Женщина была госпитализирована в остром маниакальном состоянии после буйного психотического эпизода. Ей давали большие дозы медикаментов не только для того, чтобы снизить ее паническое состояние, но и чтобы обеспечить ее физическую безопасность, а также безопасность окружающих ее людей. После выписки доза предписанных ей медикаментов оставалась на прежнем высоком уровне.
После нескольких месяцев такой хорошо скомпенсированной жизни было принято решение медленно сокращать дозу медикаментов, чтобы достичь самого низкого уровня, необходимого для поддержания такого состояния. Через несколько дней у нее снова начался бред. При исследовании выяснилось: она решила, будто я думал, что она уже вылечилась, и хотел снизить долю медикаментов, чтобы от нее избавиться.
Такие реакции далеко не редки. Когда бы мы ни рассматривали вопрос о назначении медикаментозного лечения или изменения дозы препаратов, обязательно следует обсудить этот план с пациентом. Это позволит предвосхитить мысли психотических пациентов о том, что их бросают, и выявить эти фантазии заранее. Даже после того, как пациент согласился с нами, все время необходимо следить за его переживаниями по поводу приема лекарств. Возможно, им будет полезно сказать, что лекарства помогают при симптомах, которые сопровождают психотерапию. Например, что чрезмерная и парализующая тревога будет препятствовать сосредоточению и достижению приемлемой отстраненности от самих себя. Лекарства могут оказать помощь в устранении симптомов; они не приводят к стойким изменениям личности, которые остаются предметом тяжелой работы во время психотерапевтического сотрудничества.

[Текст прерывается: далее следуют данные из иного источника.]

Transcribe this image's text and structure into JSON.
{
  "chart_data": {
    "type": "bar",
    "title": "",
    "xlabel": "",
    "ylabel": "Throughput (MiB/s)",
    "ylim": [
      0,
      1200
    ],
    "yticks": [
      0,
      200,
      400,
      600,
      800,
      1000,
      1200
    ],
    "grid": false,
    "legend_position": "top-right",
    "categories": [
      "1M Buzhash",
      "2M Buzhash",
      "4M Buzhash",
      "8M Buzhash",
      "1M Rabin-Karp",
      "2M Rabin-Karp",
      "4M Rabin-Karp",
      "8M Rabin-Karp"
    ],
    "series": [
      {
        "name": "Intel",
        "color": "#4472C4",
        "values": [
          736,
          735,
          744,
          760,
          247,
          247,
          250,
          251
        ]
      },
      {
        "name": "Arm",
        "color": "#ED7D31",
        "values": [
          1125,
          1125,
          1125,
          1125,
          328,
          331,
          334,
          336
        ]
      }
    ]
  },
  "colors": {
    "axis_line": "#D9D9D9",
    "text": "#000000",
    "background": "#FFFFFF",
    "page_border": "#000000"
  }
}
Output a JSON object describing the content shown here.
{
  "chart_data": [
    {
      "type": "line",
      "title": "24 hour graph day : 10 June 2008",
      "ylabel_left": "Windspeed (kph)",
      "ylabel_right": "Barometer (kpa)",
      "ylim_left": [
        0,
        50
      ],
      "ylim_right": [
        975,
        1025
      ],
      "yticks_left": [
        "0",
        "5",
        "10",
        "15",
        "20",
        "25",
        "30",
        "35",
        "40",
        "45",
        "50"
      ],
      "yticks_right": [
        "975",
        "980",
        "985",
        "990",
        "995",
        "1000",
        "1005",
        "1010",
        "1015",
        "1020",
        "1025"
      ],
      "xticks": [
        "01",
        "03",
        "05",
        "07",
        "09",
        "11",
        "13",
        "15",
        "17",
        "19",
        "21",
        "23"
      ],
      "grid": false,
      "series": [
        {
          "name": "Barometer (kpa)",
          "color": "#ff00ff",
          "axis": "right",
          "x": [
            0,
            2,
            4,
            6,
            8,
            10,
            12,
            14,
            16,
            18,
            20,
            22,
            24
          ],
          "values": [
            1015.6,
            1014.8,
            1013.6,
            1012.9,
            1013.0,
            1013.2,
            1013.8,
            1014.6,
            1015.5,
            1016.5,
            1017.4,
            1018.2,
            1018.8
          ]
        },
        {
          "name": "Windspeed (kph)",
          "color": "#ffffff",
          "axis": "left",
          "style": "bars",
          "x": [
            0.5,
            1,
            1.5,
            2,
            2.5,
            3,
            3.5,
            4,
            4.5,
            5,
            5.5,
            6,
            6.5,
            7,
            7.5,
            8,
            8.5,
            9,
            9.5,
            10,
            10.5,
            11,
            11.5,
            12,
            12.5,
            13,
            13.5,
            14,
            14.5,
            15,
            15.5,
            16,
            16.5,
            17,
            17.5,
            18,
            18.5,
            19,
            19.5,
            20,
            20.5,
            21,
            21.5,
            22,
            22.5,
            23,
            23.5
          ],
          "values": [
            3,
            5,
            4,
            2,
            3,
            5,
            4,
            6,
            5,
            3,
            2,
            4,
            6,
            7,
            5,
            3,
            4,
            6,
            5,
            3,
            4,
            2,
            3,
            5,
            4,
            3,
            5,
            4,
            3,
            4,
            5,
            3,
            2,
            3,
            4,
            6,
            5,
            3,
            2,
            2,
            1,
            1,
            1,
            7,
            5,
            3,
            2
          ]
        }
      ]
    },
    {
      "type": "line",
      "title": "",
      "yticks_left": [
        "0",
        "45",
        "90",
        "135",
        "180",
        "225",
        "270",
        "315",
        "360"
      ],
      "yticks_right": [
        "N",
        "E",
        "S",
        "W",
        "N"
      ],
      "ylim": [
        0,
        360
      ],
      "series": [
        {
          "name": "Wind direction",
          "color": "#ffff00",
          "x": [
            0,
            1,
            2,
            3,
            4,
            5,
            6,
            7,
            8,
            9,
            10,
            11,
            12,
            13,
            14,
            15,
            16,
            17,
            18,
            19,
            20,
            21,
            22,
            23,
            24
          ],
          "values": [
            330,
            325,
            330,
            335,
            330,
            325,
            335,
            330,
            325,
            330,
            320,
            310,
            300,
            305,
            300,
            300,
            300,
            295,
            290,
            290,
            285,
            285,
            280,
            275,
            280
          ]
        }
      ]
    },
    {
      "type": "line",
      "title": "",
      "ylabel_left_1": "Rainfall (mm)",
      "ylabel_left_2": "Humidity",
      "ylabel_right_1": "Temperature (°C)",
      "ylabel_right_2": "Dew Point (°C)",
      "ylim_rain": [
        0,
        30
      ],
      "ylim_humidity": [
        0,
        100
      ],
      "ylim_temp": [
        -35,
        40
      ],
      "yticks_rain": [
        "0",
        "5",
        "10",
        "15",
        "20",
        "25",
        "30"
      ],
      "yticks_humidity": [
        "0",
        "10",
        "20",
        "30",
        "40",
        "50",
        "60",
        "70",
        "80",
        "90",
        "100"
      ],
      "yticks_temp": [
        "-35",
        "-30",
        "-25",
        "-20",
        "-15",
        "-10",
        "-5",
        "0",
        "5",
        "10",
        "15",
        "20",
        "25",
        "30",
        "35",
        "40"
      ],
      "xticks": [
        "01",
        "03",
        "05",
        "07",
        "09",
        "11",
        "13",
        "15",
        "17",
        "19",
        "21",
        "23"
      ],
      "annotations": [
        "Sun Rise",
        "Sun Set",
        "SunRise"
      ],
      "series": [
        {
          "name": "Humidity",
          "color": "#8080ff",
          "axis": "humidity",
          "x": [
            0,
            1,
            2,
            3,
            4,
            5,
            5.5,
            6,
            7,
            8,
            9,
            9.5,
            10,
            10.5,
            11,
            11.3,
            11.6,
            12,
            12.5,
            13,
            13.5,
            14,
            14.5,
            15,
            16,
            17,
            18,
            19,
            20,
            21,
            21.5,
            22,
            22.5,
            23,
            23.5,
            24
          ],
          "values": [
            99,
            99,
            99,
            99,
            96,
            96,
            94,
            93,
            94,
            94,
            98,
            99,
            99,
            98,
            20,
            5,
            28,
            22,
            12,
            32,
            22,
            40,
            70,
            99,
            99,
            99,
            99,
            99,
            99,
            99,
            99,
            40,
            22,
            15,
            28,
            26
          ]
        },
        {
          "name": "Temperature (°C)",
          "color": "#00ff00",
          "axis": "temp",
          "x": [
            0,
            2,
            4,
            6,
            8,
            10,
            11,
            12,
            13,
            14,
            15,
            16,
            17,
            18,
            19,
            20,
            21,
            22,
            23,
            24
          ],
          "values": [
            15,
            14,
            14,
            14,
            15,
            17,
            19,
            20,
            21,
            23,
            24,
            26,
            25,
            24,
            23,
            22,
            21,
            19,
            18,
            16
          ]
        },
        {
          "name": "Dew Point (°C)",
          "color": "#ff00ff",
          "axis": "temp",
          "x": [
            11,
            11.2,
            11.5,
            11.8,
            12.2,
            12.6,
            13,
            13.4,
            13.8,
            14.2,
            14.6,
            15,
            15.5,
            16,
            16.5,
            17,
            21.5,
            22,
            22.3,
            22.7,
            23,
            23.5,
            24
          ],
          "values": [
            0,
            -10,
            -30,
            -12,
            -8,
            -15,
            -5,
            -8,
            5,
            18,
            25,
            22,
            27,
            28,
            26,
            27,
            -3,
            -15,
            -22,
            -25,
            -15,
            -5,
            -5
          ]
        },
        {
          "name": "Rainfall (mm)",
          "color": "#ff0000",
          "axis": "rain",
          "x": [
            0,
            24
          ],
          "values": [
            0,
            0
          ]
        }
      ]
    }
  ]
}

На всех терапевтов, как с медицинским образованием, так и без него, сильное влияние оказывают культурные стереотипы. Речь идет о долгой истории развития представлений о медицине и применении лекарственных средств в клинической практике. Врач выписывает медикаменты, и пациент пассивно их принимает. Врач «знает» воздействие медикаментов, а пациент – нет. Такое положение вещей невозможно и непозволительно в психотерапевтической ситуации.
Терапевт должен принять определенную установку, при которой пациент становится главным источником информации об эффективности действия лекарств и особенно о связанных с их приемом психологических переживаниях. Необходимо активно собирать этот материал, иначе терапевт и пациент расслабятся в сетях традиционной медицинской модели. Такое исследование становится особенно важным, если терапевт работает совместно с психофармакологом, выписывающим лекарственные препараты, ибо есть опасность, что многие трансферентные чувства будут направлены на того, другого «терапевта», если психотерапевт вовсе проигнорирует тему употребления лекарств пациентом.
Психотерапевт, который упорно и тактично работает с защитами пациента, построенными тяжким трудом, может упустить из виду, что психотические реакции пациента выполняют те же психологические функции. Человек вернется к психотическим защитам, когда обычные защиты потерпят неудачу. Следовательно, когда пламенный борец за психическое здоровье будет проявлять нетерпение в борьбе с опустошающим воздействием психоза, ему следует принять во внимание функциональный аспект этого психоза. Психоз – это темная ночь, охраняющая безопасность. Если слишком быстро снять с пациента эту защитную мантию, у него возникнет сильная тревога относительно того, чем ее можно заменить. Еще совсем недавно личность пациента была такова, что он неизбежно погружался в печаль. Между психозом и компенсацией пациенты напоминают людей, подвергнутых хирургическому вмешательству. Они чувствуют, что их жизнь и сознание находятся в руках хирурга; они требуют, чтобы их уверенно и мягко убедили в том, что их не бросят и не оставят беззащитными в этом странном состоянии измененного сознания.